At the start of this week I met with the co-founder and CTO of Lastline, who claimed that the industry needs something better than Virus Total.
Giovanni Vigna, co-founder and CTO of Lastline, said that Virus Total is “the wrong tool” and that the industry needs something better.
He said: “I think that this is something that the security community has already acknowledged and the anti-virus companies know that we need to go beyond static signatures and we need dynamic data and dynamic execution to work with.”
In an article posted in January 2013, David Harley, senior research fellow at ESET said that Virus Total itself had spoken out several times against the misuse of the service as a substitute for testing and in a whitepaper, Harley and Virus Total’s Julio Canto said that “Virus Total is self-described as a tool, not a solution”.
They said: “As with any other tool (especially other public multi-scanner sites), it’s better suited to some contexts than others. It can be used for useful research or can be misused for purposes for which it was never intended, and the reader must have a minimum of knowledge and understanding to interpret the results correctly. With tools that are less impartial in origin, and/or less comprehensively documented, the risk of misunderstanding and misuse is even greater.”

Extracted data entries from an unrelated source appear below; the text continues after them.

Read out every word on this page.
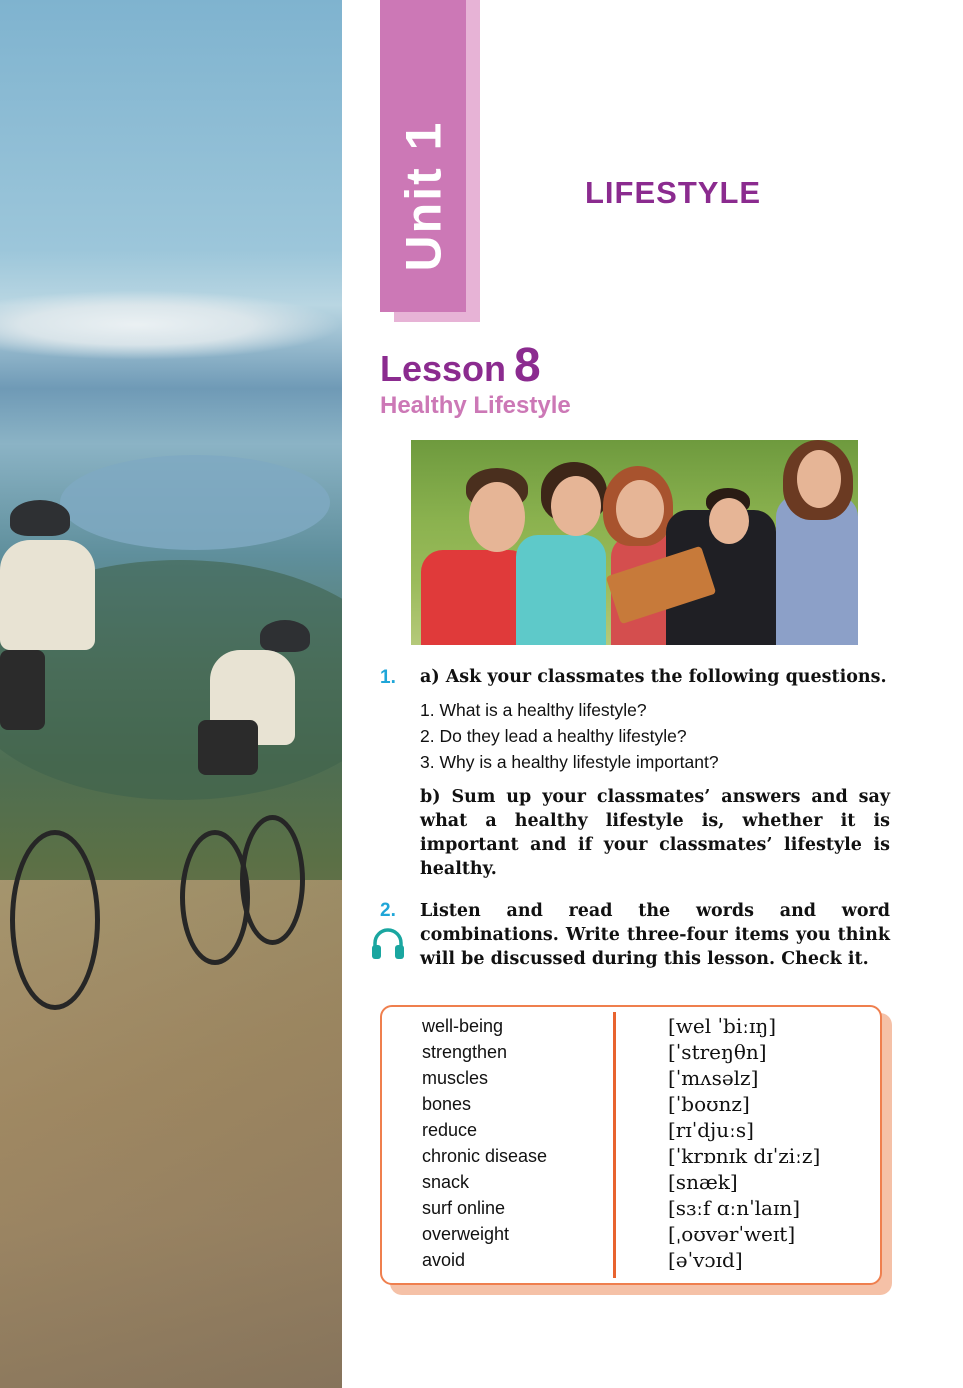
Unit 1	LIFESTYLE
Lesson 8
Healthy Lifestyle
1. a) Ask your classmates the following questions.
1. What is a healthy lifestyle?
2. Do they lead a healthy lifestyle?
3. Why is a healthy lifestyle important?
b) Sum up your classmates’ answers and say what a healthy lifestyle is, whether it is important and if your classmates’ lifestyle is healthy.
2. Listen and read the words and word combinations. Write three-four items you think will be discussed during this lesson. Check it.
well-being
strengthen
muscles
bones
reduce
chronic disease
snack
surf online
overweight
avoid
[wel ˈbiːɪŋ]
[ˈstreŋθn]
[ˈmʌsəlz]
[ˈboʊnz]
[rɪˈdjuːs]
[ˈkrɒnɪk dɪˈziːz]
[snæk]
[sɜːf ɑːnˈlaɪn]
[ˌoʊvərˈweɪt]
[əˈvɔɪd]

Following the news story from earlier this week, I caught up with Harley to get his thoughts on the role of Virus Total within the information security industry. He said that he felt that Giovanni wanted Virus Total to be something it was never intended to be.
“We (and the guys at Virus Total) get ‘upset’ for a number of reasons when it’s misused for detection performance testing,” he said.
“Perhaps the most succinct way of putting it is that the site cannot be configured to provide a fair test of all the capabilities of the scanners it makes use of. That’s what sites like AV-Comparatives and AV-Test are there to do, or try to do: to provide accurate evaluation based on whole product testing. If that’s what Lastline wants, it could work with such a service, or try to set up something of its own.”
Asked if he felt that Virus Total was “fit for purpose”, Harley said you have to remember that Virus Total itself describes itself as “a free service that analyses suspicious files and URLs and facilitates the quick detection of viruses, worms, Trojans, and all kinds of malware”.
He said: “In other words, it looks at the problem from the other end: the malware, not the security software. In doing so, it’s useful to the end-user who wants to check a possibly malicious object. It’s also useful to companies whose products it uses, since it offers access to samples they may not have seen, plus limited performance data and specialist services that aren’t necessarily obvious to outsiders and individual users.”
However he said it is not a free plug-in replacement for the malware analysis that various elements of the security industry need to implement, but in the end, the person who submits the suspicious object has control over the submi
ssion, but not over the configuration of the tools that Virus Total uses.
Harley said: “Anti-virus product testing is difficult. I don’t know how you could provide a Virus Total-like service that allowed the service user to control configuration that wouldn’t widen the opportunities for misuse and misconfiguration where the service user doesn’t have full understanding of the malicious and security technologies involved.
“Actually, it’s even worse than that. We’ve already seen deliberate misuse of Virus Total by the ‘You should be buying _our_ services instead of AV’ crowd. This hypothetical Virus Total-like service would increase the potential for abuse by intentional misconfiguration added to other misleading approaches such as cherry picking samples.”